C’est en ces termes que, voilà environ trois ans, durant l’automne précédant la victoire de François Hollande à l’élection présidentielle et à la suite du changement de majorité au Sénat de septembre 2011, Nicole Bricq, alors rapporteur général du budget, avait commenté en séance publique la proposition que nous présentons de nouveau aujourd’hui et qui n’a rien perdu de sa pertinence. Le même jour, d’ailleurs, notre collègue François Marc, s’exprimant au nom du groupe socialiste, dont la composition était alors largement la même qu’aujourd’hui, avait tenu les propos suivants : « Nous voterons cet amendement, qui va dans le bon sens. Il conviendrait de le faire vivre jusqu’à la réunion de la commission mixte paritaire. Le taux proposé pour l’abattement pourra alors être ajusté le cas échéant. »

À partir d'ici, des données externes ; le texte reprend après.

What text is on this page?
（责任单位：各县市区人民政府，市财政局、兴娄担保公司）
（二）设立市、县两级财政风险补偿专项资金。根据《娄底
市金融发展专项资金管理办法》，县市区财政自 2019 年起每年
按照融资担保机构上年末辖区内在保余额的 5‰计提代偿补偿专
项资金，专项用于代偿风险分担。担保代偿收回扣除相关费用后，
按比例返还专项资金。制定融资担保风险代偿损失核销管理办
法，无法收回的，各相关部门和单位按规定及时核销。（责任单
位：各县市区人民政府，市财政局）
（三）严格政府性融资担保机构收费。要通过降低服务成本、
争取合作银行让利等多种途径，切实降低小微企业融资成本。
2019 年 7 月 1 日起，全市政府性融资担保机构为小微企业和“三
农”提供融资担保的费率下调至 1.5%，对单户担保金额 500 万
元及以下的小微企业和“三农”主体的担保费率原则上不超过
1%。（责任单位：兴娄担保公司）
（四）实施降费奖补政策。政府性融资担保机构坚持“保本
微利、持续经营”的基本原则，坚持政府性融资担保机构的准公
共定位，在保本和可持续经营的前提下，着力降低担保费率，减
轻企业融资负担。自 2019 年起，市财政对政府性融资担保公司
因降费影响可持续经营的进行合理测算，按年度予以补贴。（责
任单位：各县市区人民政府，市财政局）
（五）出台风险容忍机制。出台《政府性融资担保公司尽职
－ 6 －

Depuis, nous avons eu quelques confirmations que la prétendue double imposition des dividendes était une forme de mythe errant dans les limbes d’une fiscalité désuète. Si l’abattement sur les dividendes est censé récompenser le courageux investisseur d’avoir mis une partie de ses moyens financiers au service d’une entreprise, le montant de ces dividendes n’a parfois qu’un rapport assez lointain avec la situation financière de cette dernière… En effet, une société bénéficiaire peut très bien ne pas verser le moindre dividende, tandis qu’une entreprise déficitaire au plan fiscal et comptable peut parfaitement le faire.

Pour ne citer qu’un exemple, la société Radiall, dont le président du directoire est Pierre Gattaz, par ailleurs président du MEDEF, verse des dividendes à ses actionnaires alors même que l’entreprise continue de voir les déficits antérieurs reportables imputés sur son résultat fiscal. Au titre de 2013, selon les éléments fournis par M. Gattaz lui-même, Radiall lui aura versé rien de moins que 389 000 euros de dividendes, alors que 21, 5 millions d’euros de déficits reportables sont encore imputables sur le résultat fiscal. M. Gattaz est dans une telle situation qu’il lui faudra probablement attendre 2017 pour commencer à mobiliser la créance CICE de 6 millions d’euros qui a commencé de se constituer depuis la création de la mesure l’an dernier.

Pour ce qui concerne la Banque nationale de Paris, malgré l’amende record infligée par la justice américaine, qui va absorber la quasi-totalité de ses résultats financiers de l’année, rien ne viendra remettre en question le versement d’un important dividende, offrant aux actionnaires un intéressant retour sur investissement.

Dans les faits, en l’état actuel des choses, les dividendes bénéficient d’un taux de prélèvements sociaux inférieur à celui qui est en général appliqué aux revenus salariaux.

Quant au taux de prélèvement libératoire de 21 %, qui tient lieu d’« acompte » sur l’impôt sur le revenu finalement exigible, il est assez éloigné du taux de 40 % pouvant frapper des revenus relativement élevés qui ne seraient que d’origine salariale…

Les 389 000 euros de dividendes perçus par M. Gattaz supportent certes 60 295 euros de prélèvements sociaux et 81 690 euros d’acompte au titre de l’impôt sur le revenu, mais ils bénéficient d’un abattement avant intégration dans le revenu global de 155 600 euros. Sachant qu’une partie des prélèvements sociaux est déductible au titre de la CSG, à un taux de 5, 1 %, ce sont encore près de 20 000 euros qui doivent être retranchés.

L’abattement, dans ce cas précis, permet tout de même une économie d’impôt assez importante, que l’on peut estimer à 62 240 euros, eu égard au taux d’imposition de ce type de revenus.

C’est donc pour des raisons assez évidentes de justice fiscale que je demande au Sénat de bien vouloir adopter cet amendement.